Download large objects concurrently
Affects | Status | Importance | Assigned to | Milestone | |
---|---|---|---|---|---|
python-swiftclient |
Confirmed
|
Wishlist
|
Unassigned |
Bug Description
When uploading a segmented object, we use concurrent connections to boost throughput. We should do something similar during downloads. There are at least two ways we could do this:
Option 1: we could do something like what we do for --skip-identical -- tack on a ?multipart-
Option 2: issue the GET normally, then check the content-length of the object that we're getting. If it's larger than some threshold (1GB? probably want it configurable) then issue several ranged GETs, and close the original connection after reading the first "segment". Note that this segment size may not line up with the segment size used during upload.
The second option has the benefit of not needing any special knowledge about the object, which means (1) it should work for any new types of large objects we might come up with and (2) it may be beneficial even for regular objects, as the subsequent connections may pull from different replicas.
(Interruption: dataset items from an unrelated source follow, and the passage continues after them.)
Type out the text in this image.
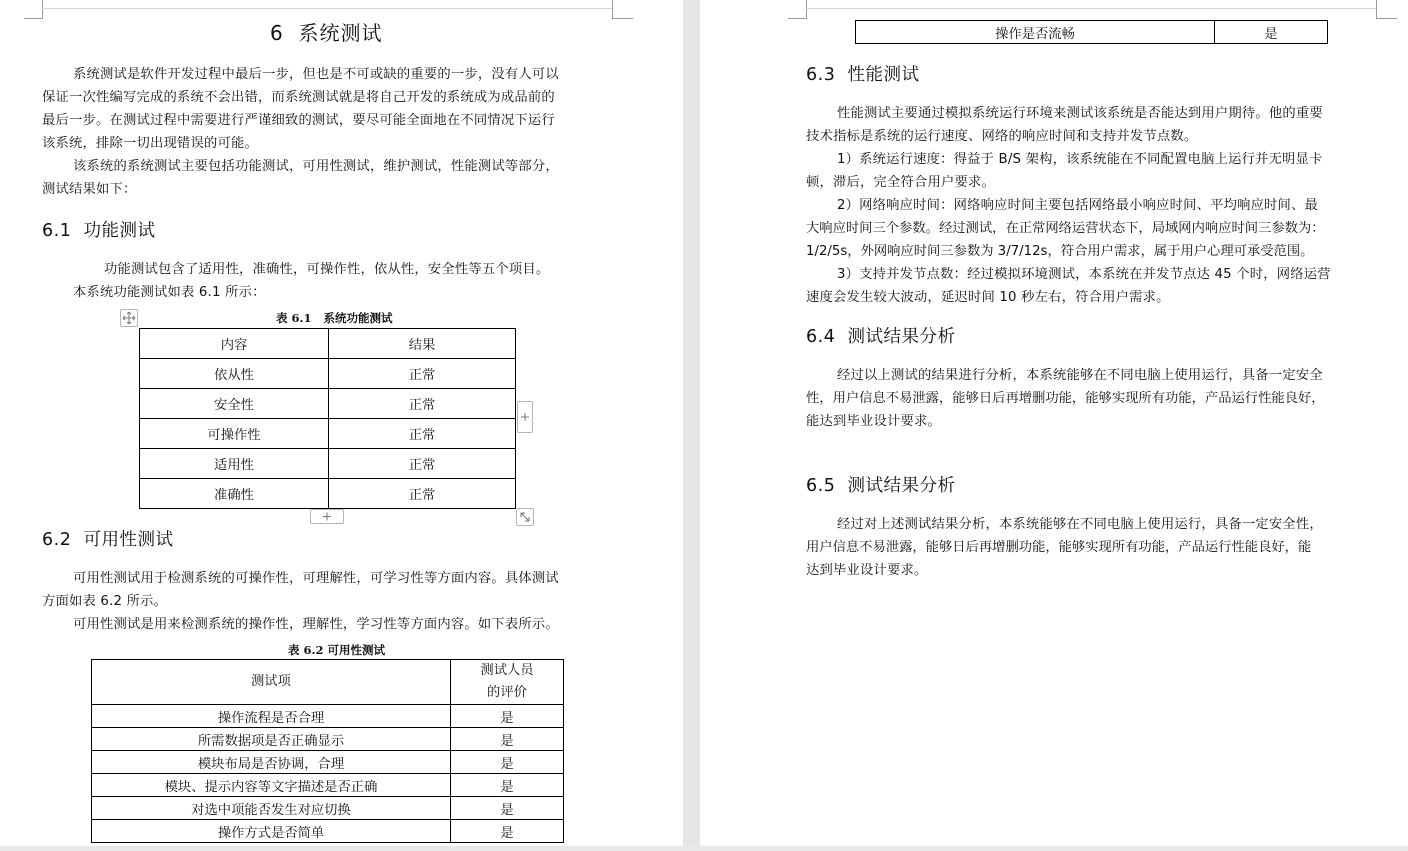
6  系统测试
系统测试是软件开发过程中最后一步，但也是不可或缺的重要的一步，没有人可以
保证一次性编写完成的系统不会出错，而系统测试就是将自己开发的系统成为成品前的
最后一步。在测试过程中需要进行严谨细致的测试，要尽可能全面地在不同情况下运行
该系统，排除一切出现错误的可能。
该系统的系统测试主要包括功能测试，可用性测试，维护测试，性能测试等部分，
测试结果如下：
6.1  功能测试
功能测试包含了适用性，准确性，可操作性，依从性，安全性等五个项目。
本系统功能测试如表 6.1 所示：
表 6.1   系统功能测试
内容	结果
依从性	正常
安全性	正常
可操作性	正常
适用性	正常
准确性	正常
6.2  可用性测试
可用性测试用于检测系统的可操作性，可理解性，可学习性等方面内容。具体测试
方面如表 6.2 所示。
可用性测试是用来检测系统的操作性，理解性，学习性等方面内容。如下表所示。
表 6.2 可用性测试
测试项	测试人员
的评价

操作流程是否合理	是
所需数据项是否正确显示	是
模块布局是否协调，合理	是
模块、提示内容等文字描述是否正确	是
对选中项能否发生对应切换	是
操作方式是否简单	是
操作是否流畅	是
6.3  性能测试
性能测试主要通过模拟系统运行环境来测试该系统是否能达到用户期待。他的重要
技术指标是系统的运行速度、网络的响应时间和支持并发节点数。
1）系统运行速度：得益于 B/S 架构，该系统能在不同配置电脑上运行并无明显卡
顿，滞后，完全符合用户要求。
2）网络响应时间：网络响应时间主要包括网络最小响应时间、平均响应时间、最
大响应时间三个参数。经过测试，在正常网络运营状态下，局域网内响应时间三参数为：
1/2/5s，外网响应时间三参数为 3/7/12s，符合用户需求，属于用户心理可承受范围。
3）支持并发节点数：经过模拟环境测试，本系统在并发节点达 45 个时，网络运营
速度会发生较大波动，延迟时间 10 秒左右，符合用户需求。
6.4  测试结果分析
经过以上测试的结果进行分析，本系统能够在不同电脑上使用运行，具备一定安全
性，用户信息不易泄露，能够日后再增删功能，能够实现所有功能，产品运行性能良好，
能达到毕业设计要求。
6.5  测试结果分析
经过对上述测试结果分析，本系统能够在不同电脑上使用运行，具备一定安全性，
用户信息不易泄露，能够日后再增删功能，能够实现所有功能，产品运行性能良好，能
达到毕业设计要求。
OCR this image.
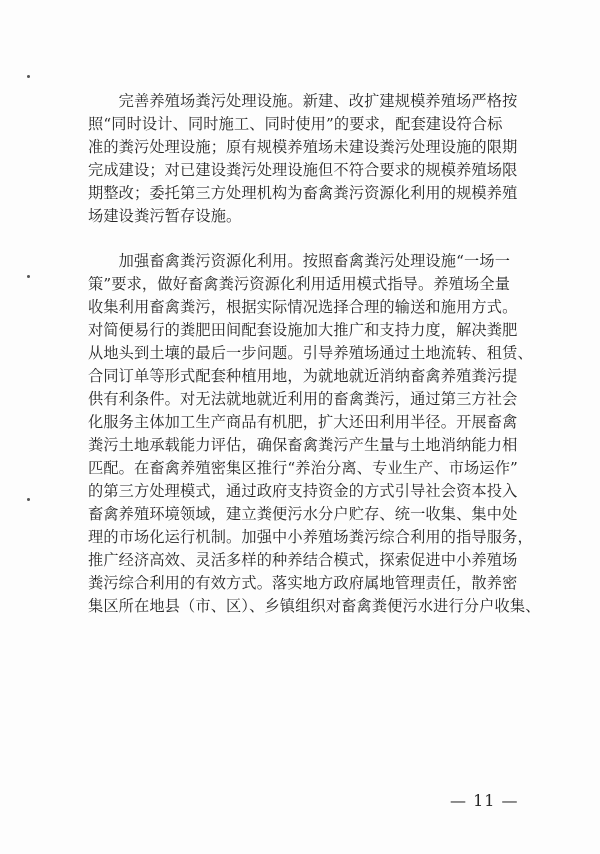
　　完善养殖场粪污处理设施。新建、改扩建规模养殖场严格按
照“同时设计、同时施工、同时使用”的要求，配套建设符合标
准的粪污处理设施；原有规模养殖场未建设粪污处理设施的限期
完成建设；对已建设粪污处理设施但不符合要求的规模养殖场限
期整改；委托第三方处理机构为畜禽粪污资源化利用的规模养殖
场建设粪污暂存设施。
　　加强畜禽粪污资源化利用。按照畜禽粪污处理设施“一场一
策”要求，做好畜禽粪污资源化利用适用模式指导。养殖场全量
收集利用畜禽粪污，根据实际情况选择合理的输送和施用方式。
对简便易行的粪肥田间配套设施加大推广和支持力度，解决粪肥
从地头到土壤的最后一步问题。引导养殖场通过土地流转、租赁、
合同订单等形式配套种植用地，为就地就近消纳畜禽养殖粪污提
供有利条件。对无法就地就近利用的畜禽粪污，通过第三方社会
化服务主体加工生产商品有机肥，扩大还田利用半径。开展畜禽
粪污土地承载能力评估，确保畜禽粪污产生量与土地消纳能力相
匹配。在畜禽养殖密集区推行“养治分离、专业生产、市场运作”
的第三方处理模式，通过政府支持资金的方式引导社会资本投入
畜禽养殖环境领域，建立粪便污水分户贮存、统一收集、集中处
理的市场化运行机制。加强中小养殖场粪污综合利用的指导服务，
推广经济高效、灵活多样的种养结合模式，探索促进中小养殖场
粪污综合利用的有效方式。落实地方政府属地管理责任，散养密
集区所在地县（市、区）、乡镇组织对畜禽粪便污水进行分户收集、
— 11 —
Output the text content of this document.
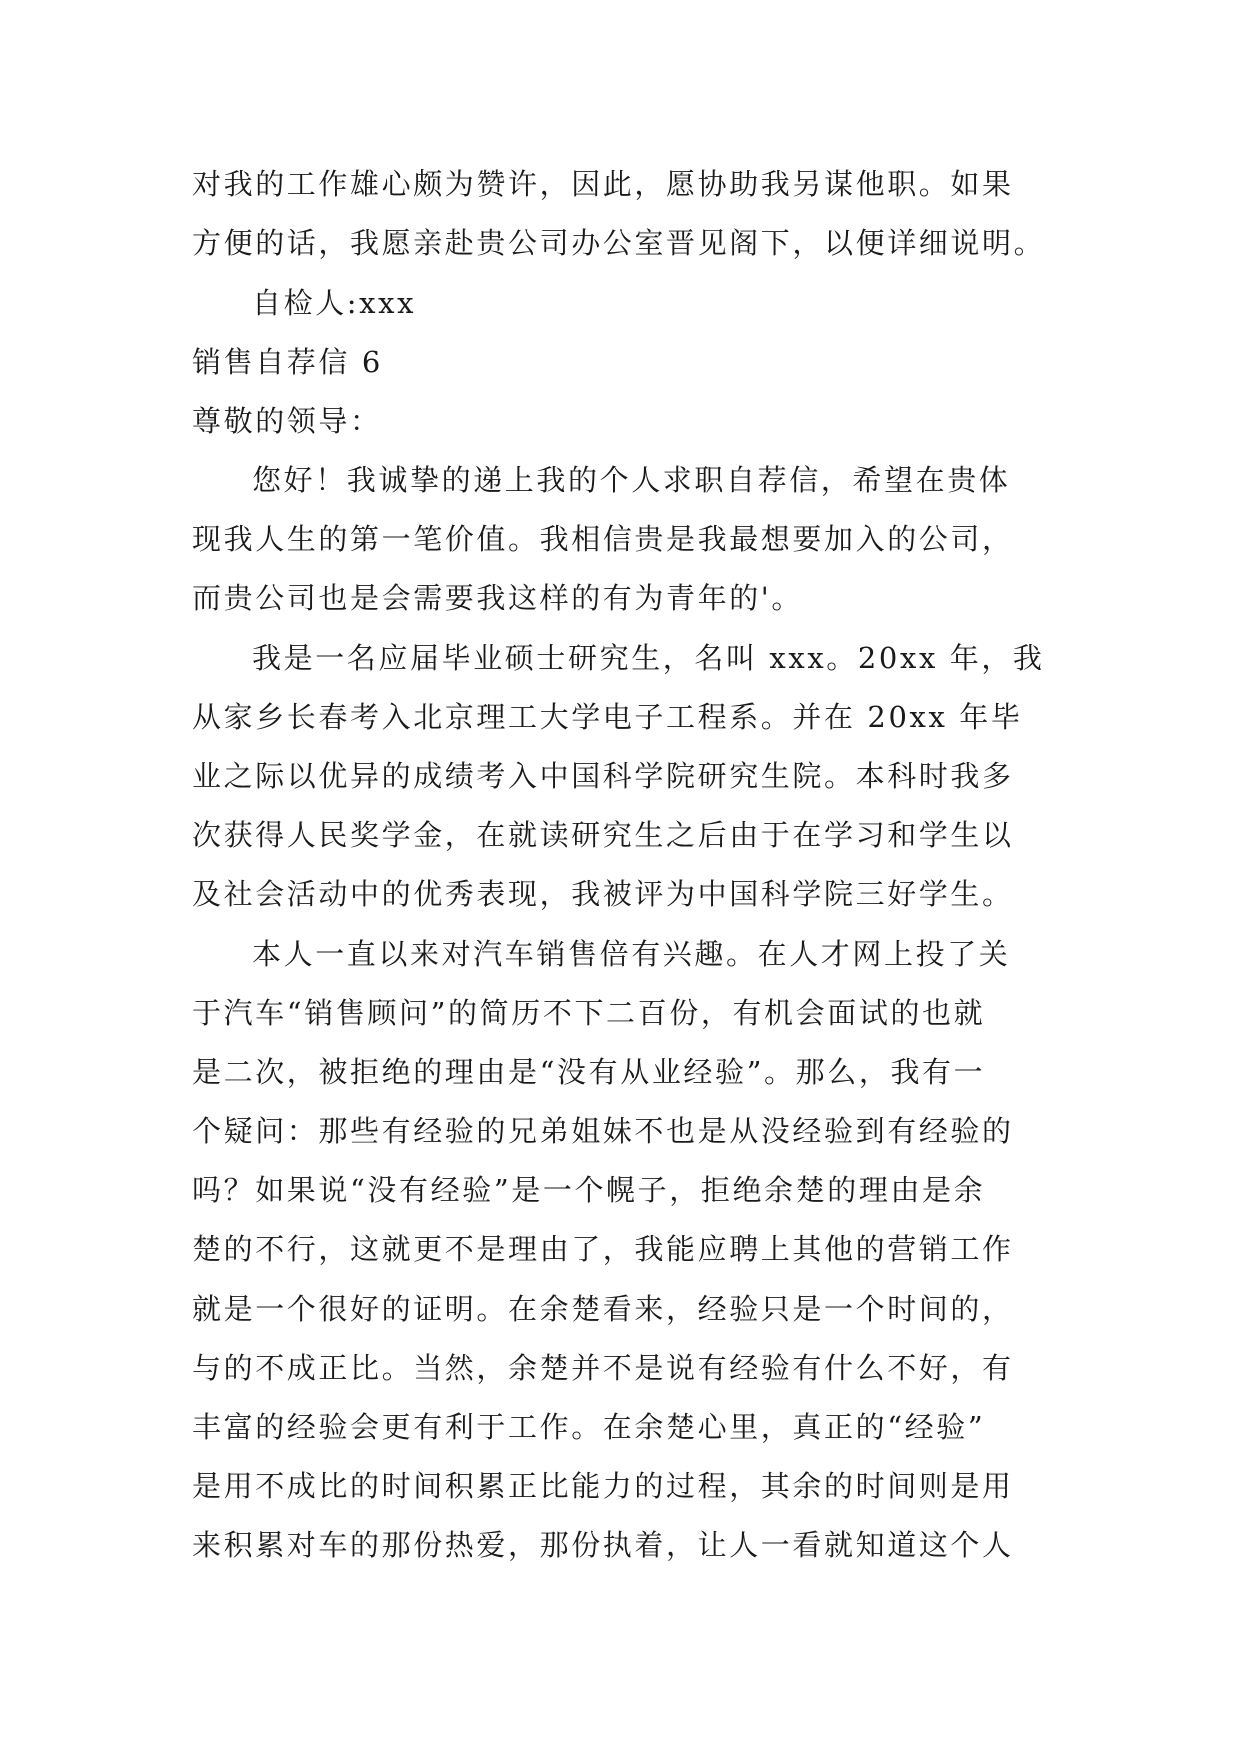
对我的工作雄心颇为赞许，因此，愿协助我另谋他职。如果
方便的话，我愿亲赴贵公司办公室晋见阁下，以便详细说明。
自检人:xxx
销售自荐信 6
尊敬的领导：
您好！我诚挚的递上我的个人求职自荐信，希望在贵体
现我人生的第一笔价值。我相信贵是我最想要加入的公司，
而贵公司也是会需要我这样的有为青年的'。
我是一名应届毕业硕士研究生，名叫 xxx。20xx 年，我
从家乡长春考入北京理工大学电子工程系。并在 20xx 年毕
业之际以优异的成绩考入中国科学院研究生院。本科时我多
次获得人民奖学金，在就读研究生之后由于在学习和学生以
及社会活动中的优秀表现，我被评为中国科学院三好学生。
本人一直以来对汽车销售倍有兴趣。在人才网上投了关
于汽车“销售顾问”的简历不下二百份，有机会面试的也就
是二次，被拒绝的理由是“没有从业经验”。那么，我有一
个疑问：那些有经验的兄弟姐妹不也是从没经验到有经验的
吗？如果说“没有经验”是一个幌子，拒绝余楚的理由是余
楚的不行，这就更不是理由了，我能应聘上其他的营销工作
就是一个很好的证明。在余楚看来，经验只是一个时间的，
与的不成正比。当然，余楚并不是说有经验有什么不好，有
丰富的经验会更有利于工作。在余楚心里，真正的“经验”
是用不成比的时间积累正比能力的过程，其余的时间则是用
来积累对车的那份热爱，那份执着，让人一看就知道这个人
However, it will litter operators' swift logs with "Client disconnected" warnings.
I don't think the Range request approach is likely to yield much results - the backend isn't doing anything to load balance the disks servicing the requests - if you make three requests you're just as likely to trounce on yourself as hit a different replica on a new disk.
If swiftclient wants to download the entirety of a SLO it seems not unreasonable to me that on a GET response with a Static-Large-Object header we could consider the potential tradeoff to close the current connection and instead download each segment into the gaps of a preallocated sparse file.